The history of human settlement in the Burren in Ireland’s rugged west stretches back thousands of years and is revealed in the artefacts and sites that have been excavated there by archaeologists.
Now Ancient Odysseys is offering the unique chance to join an exclusive archaeology excavation of an important fortress complex within the Burren in July 2024. It’s the first time that archaeology fieldwork at this location has been made available to travellers.
A five-day vacation option focuses on carrying out archaeological fieldwork at an ancient royal settlement called Caherconnell, which is a well-preserved, multi-period complex, rich in sites and artefacts. The excellent preservation of its archaeological remains, which to date include four forts, means there is much work to be done to assist the researchers in excavating as many of Caherconnell’s component sites as possible.

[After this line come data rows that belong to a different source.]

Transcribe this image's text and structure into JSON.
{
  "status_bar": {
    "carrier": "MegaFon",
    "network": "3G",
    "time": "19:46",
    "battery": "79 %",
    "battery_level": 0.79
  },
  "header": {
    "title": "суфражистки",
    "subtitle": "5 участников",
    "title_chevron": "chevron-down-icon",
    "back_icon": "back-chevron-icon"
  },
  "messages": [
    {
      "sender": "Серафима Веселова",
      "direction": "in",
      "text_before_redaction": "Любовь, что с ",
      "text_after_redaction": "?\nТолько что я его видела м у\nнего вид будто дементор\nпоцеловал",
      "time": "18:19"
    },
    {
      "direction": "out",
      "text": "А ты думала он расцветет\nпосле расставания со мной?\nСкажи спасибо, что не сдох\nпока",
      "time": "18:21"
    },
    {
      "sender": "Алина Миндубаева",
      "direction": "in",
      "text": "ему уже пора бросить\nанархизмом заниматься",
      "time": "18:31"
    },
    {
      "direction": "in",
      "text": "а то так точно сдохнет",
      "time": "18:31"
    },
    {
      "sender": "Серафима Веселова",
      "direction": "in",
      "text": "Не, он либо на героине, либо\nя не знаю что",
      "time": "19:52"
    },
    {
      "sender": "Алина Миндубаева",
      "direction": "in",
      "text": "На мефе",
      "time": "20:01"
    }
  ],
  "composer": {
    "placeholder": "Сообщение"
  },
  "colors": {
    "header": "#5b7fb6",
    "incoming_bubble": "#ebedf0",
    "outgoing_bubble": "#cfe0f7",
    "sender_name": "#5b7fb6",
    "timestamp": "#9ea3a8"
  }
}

Working with the archaeologists on-site, participants will get hands-on experience of archaeological discovery, uncovering artefacts and structures that have lain hidden for millennia. They will also be contributing to enriching Ireland’s heritage.

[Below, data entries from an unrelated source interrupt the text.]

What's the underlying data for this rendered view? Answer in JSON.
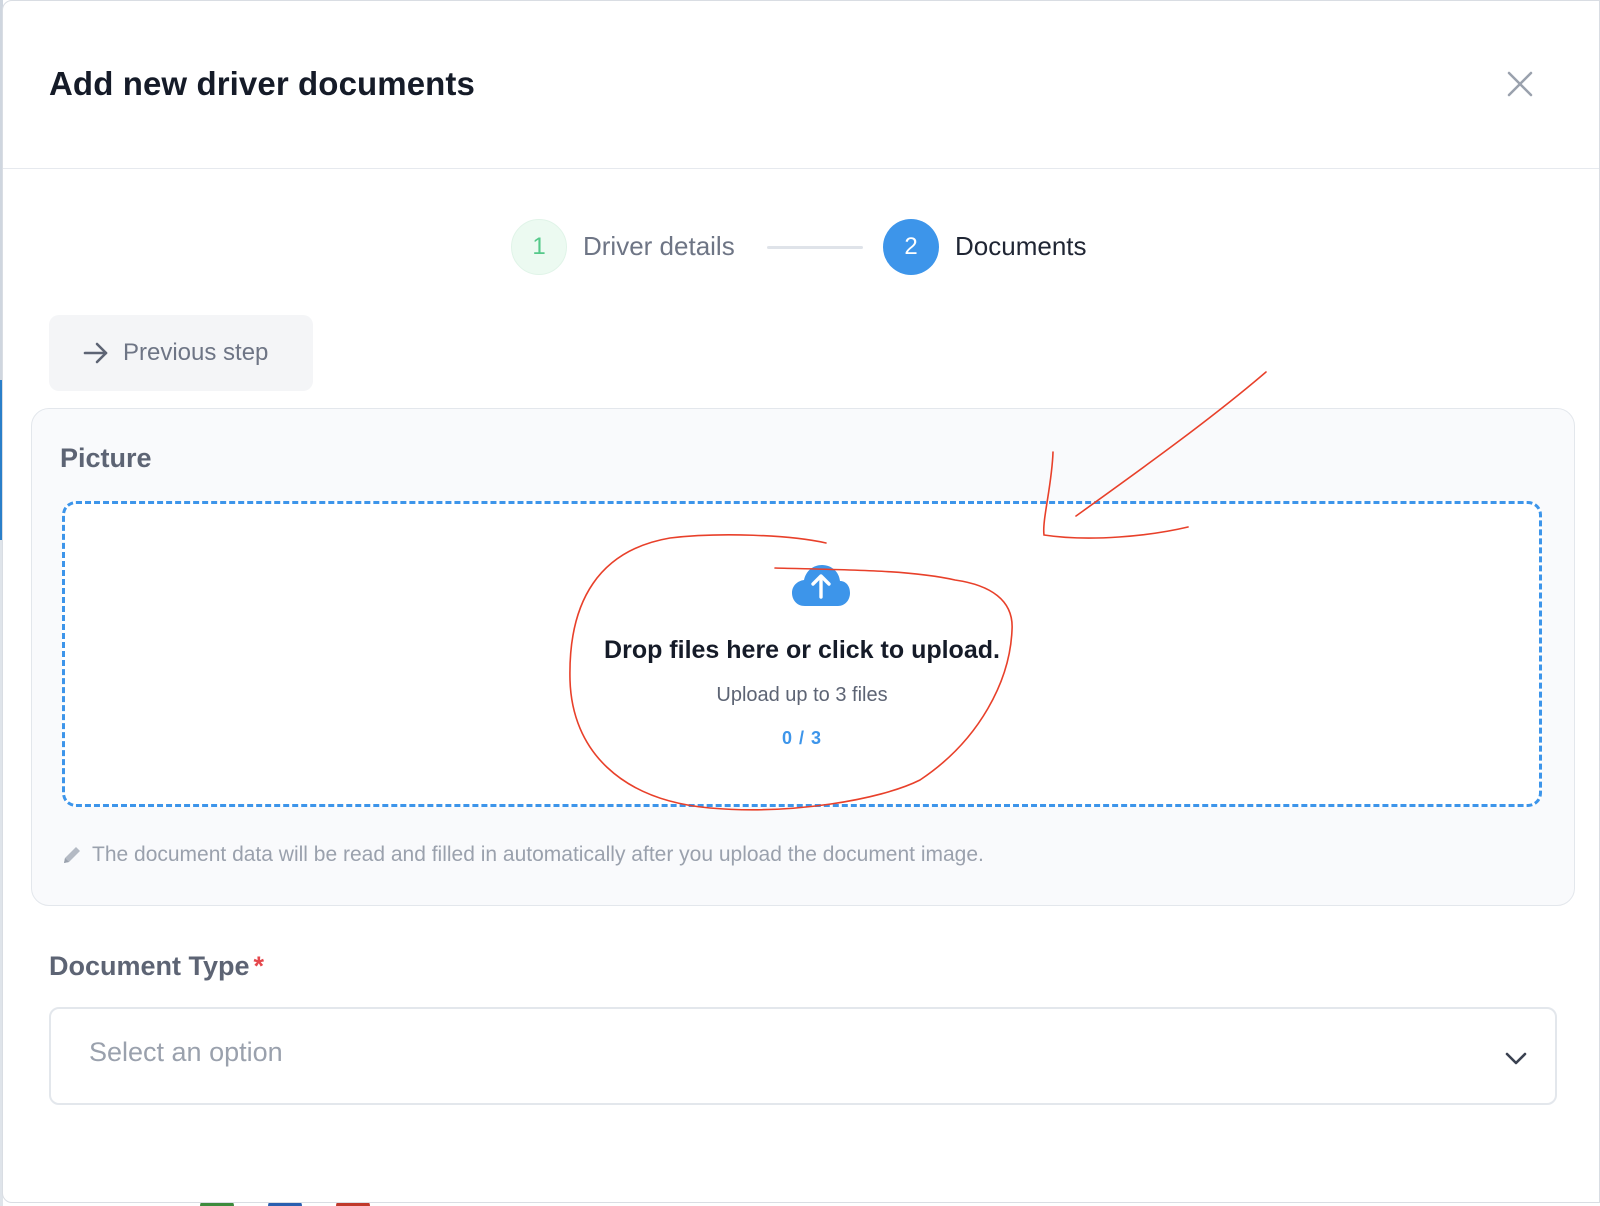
{
  "modal": {
    "title": "Add new driver documents",
    "close_icon": "close-icon"
  },
  "stepper": {
    "steps": [
      {
        "number": "1",
        "label": "Driver details",
        "status": "completed"
      },
      {
        "number": "2",
        "label": "Documents",
        "status": "active"
      }
    ]
  },
  "previous_step": {
    "label": "Previous step",
    "icon": "arrow-right-icon"
  },
  "picture": {
    "label": "Picture",
    "dropzone": {
      "icon": "cloud-upload-icon",
      "title": "Drop files here or click to upload.",
      "subtitle": "Upload up to 3 files",
      "count": "0 / 3"
    },
    "hint": {
      "icon": "pencil-icon",
      "text": "The document data will be read and filled in automatically after you upload the document image."
    }
  },
  "document_type": {
    "label": "Document Type",
    "required_marker": "*",
    "placeholder": "Select an option",
    "icon": "chevron-down-icon"
  },
  "colors": {
    "accent": "#3d95ea",
    "step_complete_text": "#55c98a",
    "step_complete_bg": "#ecfaf1",
    "required": "#e5484d",
    "annotation": "#e8402a"
  }
}
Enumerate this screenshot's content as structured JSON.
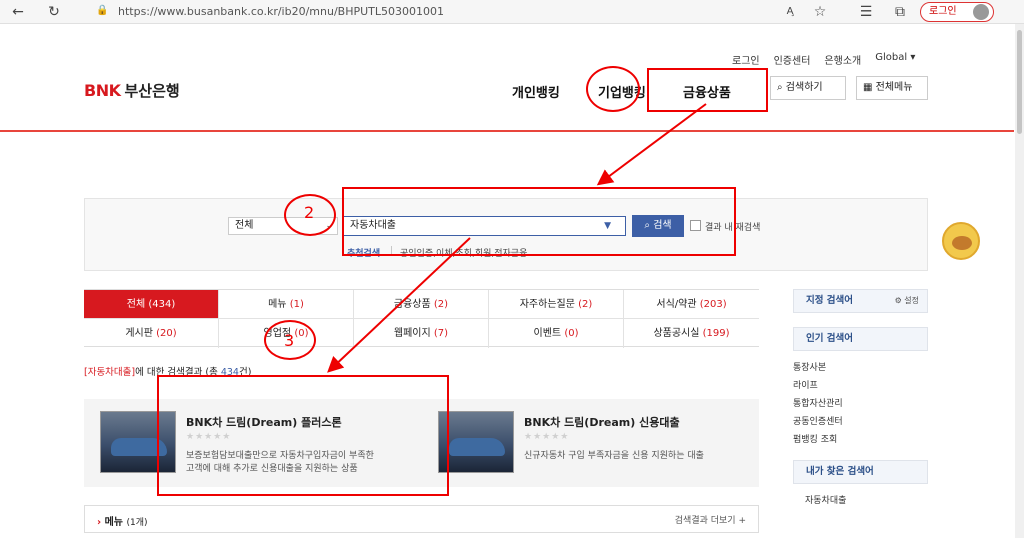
{
  "browser": {
    "url": "https://www.busanbank.co.kr/ib20/mnu/BHPUTL503001001",
    "login_label": "로그인",
    "reader_label": "A̧"
  },
  "header": {
    "utility": [
      "로그인",
      "인증센터",
      "은행소개",
      "Global ▾"
    ],
    "logo_bnk": "BNK",
    "logo_text": "부산은행",
    "gnb": [
      "개인뱅킹",
      "기업뱅킹",
      "금융상품"
    ],
    "search_btn": "검색하기",
    "menu_btn": "전체메뉴"
  },
  "search": {
    "select_value": "전체",
    "input_value": "자동차대출",
    "button_label": "검색",
    "checkbox_label": "결과 내 재검색",
    "recommend_label": "추천검색",
    "recommend_items": "공인인증,이체,조회,회원,전자금융"
  },
  "tabs": [
    {
      "label": "전체",
      "count": "(434)"
    },
    {
      "label": "메뉴",
      "count": "(1)"
    },
    {
      "label": "금융상품",
      "count": "(2)"
    },
    {
      "label": "자주하는질문",
      "count": "(2)"
    },
    {
      "label": "서식/약관",
      "count": "(203)"
    },
    {
      "label": "게시판",
      "count": "(20)"
    },
    {
      "label": "영업점",
      "count": "(0)"
    },
    {
      "label": "웹페이지",
      "count": "(7)"
    },
    {
      "label": "이벤트",
      "count": "(0)"
    },
    {
      "label": "상품공시실",
      "count": "(199)"
    }
  ],
  "result": {
    "keyword": "[자동차대출]",
    "text": "에 대한 검색결과 (총",
    "total": "434",
    "suffix": "건)"
  },
  "products": [
    {
      "title": "BNK차 드림(Dream) 플러스론",
      "stars": "★★★★★",
      "desc1": "보증보험담보대출만으로 자동차구입자금이 부족한",
      "desc2": "고객에 대해 추가로 신용대출을 지원하는 상품"
    },
    {
      "title": "BNK차 드림(Dream) 신용대출",
      "stars": "★★★★★",
      "desc1": "신규자동차 구입 부족자금을 신용 지원하는 대출",
      "desc2": ""
    }
  ],
  "menu_section": {
    "title": "메뉴",
    "count": "(1개)",
    "more": "검색결과 더보기 +"
  },
  "sidebar": {
    "designated_title": "지정 검색어",
    "settings": "⚙ 설정",
    "popular_title": "인기 검색어",
    "popular": [
      "통장사본",
      "라이프",
      "통합자산관리",
      "공동인증센터",
      "펌뱅킹 조회"
    ],
    "my_title": "내가 찾은 검색어",
    "my": [
      "자동차대출"
    ]
  },
  "annotations": {
    "n2": "2",
    "n3": "3"
  }
}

A second Ancient Odysseys vacation option offers a further five days of exploring significant archaeological and historical sites in the area. These include Dun Aonghasa, an Iron Age fort on the Aran islands, beautiful Kylemore Abbey in Connemara and the sights and sounds of Galway city.

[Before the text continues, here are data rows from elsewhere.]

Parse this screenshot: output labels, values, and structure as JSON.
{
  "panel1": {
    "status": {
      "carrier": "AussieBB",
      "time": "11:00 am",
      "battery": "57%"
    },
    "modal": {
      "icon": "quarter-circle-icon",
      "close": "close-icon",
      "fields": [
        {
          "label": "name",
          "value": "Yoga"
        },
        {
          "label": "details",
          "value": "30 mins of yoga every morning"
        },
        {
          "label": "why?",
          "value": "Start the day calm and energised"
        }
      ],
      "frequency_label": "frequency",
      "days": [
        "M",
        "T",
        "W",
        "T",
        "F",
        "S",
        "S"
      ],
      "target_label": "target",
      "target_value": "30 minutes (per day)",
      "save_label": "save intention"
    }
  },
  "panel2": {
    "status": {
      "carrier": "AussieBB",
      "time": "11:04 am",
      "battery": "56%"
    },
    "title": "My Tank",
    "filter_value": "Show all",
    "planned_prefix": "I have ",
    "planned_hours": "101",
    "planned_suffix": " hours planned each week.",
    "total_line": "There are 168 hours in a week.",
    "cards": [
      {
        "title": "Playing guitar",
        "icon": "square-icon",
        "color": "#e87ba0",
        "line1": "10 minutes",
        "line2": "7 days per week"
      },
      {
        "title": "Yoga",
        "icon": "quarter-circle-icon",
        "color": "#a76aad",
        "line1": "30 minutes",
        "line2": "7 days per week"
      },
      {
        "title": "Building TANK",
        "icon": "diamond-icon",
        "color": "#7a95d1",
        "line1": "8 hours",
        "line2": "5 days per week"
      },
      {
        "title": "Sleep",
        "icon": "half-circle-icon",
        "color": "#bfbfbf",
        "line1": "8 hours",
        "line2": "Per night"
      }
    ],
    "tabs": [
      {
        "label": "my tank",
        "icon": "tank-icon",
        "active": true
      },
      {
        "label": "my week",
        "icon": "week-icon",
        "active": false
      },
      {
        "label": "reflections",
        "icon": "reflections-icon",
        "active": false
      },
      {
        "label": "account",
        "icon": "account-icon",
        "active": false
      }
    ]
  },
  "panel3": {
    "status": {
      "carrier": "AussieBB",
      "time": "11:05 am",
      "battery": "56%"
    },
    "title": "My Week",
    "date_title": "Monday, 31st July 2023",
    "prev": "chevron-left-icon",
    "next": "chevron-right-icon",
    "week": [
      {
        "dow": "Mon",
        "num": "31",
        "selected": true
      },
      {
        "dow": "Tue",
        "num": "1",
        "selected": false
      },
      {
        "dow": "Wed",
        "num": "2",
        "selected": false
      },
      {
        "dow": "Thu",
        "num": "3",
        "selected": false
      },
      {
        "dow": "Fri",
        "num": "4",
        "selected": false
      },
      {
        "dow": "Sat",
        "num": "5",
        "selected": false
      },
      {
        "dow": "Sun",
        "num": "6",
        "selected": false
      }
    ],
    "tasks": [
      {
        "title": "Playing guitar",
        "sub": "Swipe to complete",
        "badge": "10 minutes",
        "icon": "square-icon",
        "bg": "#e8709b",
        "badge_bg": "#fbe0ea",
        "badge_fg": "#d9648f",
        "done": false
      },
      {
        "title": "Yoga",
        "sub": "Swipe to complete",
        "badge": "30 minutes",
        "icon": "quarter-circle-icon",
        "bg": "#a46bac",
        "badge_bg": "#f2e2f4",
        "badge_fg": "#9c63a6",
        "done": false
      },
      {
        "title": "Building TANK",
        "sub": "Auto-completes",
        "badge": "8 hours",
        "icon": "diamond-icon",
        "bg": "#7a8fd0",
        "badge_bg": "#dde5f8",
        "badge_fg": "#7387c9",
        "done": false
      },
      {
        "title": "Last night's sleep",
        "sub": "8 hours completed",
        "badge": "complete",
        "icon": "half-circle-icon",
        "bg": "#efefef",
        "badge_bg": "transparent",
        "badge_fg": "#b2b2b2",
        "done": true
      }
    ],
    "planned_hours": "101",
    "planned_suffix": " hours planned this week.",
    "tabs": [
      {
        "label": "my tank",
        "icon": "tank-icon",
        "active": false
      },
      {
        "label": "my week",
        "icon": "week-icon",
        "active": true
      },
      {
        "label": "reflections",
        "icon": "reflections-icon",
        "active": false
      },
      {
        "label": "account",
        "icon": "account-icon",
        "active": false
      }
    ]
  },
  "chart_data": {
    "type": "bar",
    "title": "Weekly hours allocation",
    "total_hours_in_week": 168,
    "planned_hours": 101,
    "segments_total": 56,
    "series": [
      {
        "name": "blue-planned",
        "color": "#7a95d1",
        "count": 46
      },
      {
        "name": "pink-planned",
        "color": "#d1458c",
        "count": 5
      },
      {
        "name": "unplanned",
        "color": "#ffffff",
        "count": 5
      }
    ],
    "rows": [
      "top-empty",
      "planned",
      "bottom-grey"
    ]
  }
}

Also in the west of Ireland, the Achill Archaeological Field School will run a one-week introduction to Irish archaeology in August providing a first taste of field methods for anyone with an interest in archaeology, anthropology and local history.
Achill is a beautiful island lying off the coast of County Mayo, which has spectacular beaches as well as a fascinating history. It was one of the key filming locations for the movie The Banshees of Inisherin.
Ireland’s story is revealed through hundreds of significant archaeological and historical sites to be found across the island. Those interested in its ancient heritage should not miss visiting Brú na Bóinne in County Meath, a UNESCO World Heritage site and home of the 5000-year-old Newgrange tomb and the largest collection of megalithic art in Europe. The sacred Hill of Tara, once the seat of power for the high kings of Ireland, is also in County Meath.
There are also a number of important and fascinating early Christian ecclesiastical sites including the sixth-century monastic settlements at Glendalough, County Wicklow, Clonmacnoise, County Offaly, Devenish Island, County Fermanagh and the otherworldly Skellig Michael, an island off the coast of County Kerry where the stone beehive houses built by monks 1,500 years ago still stand.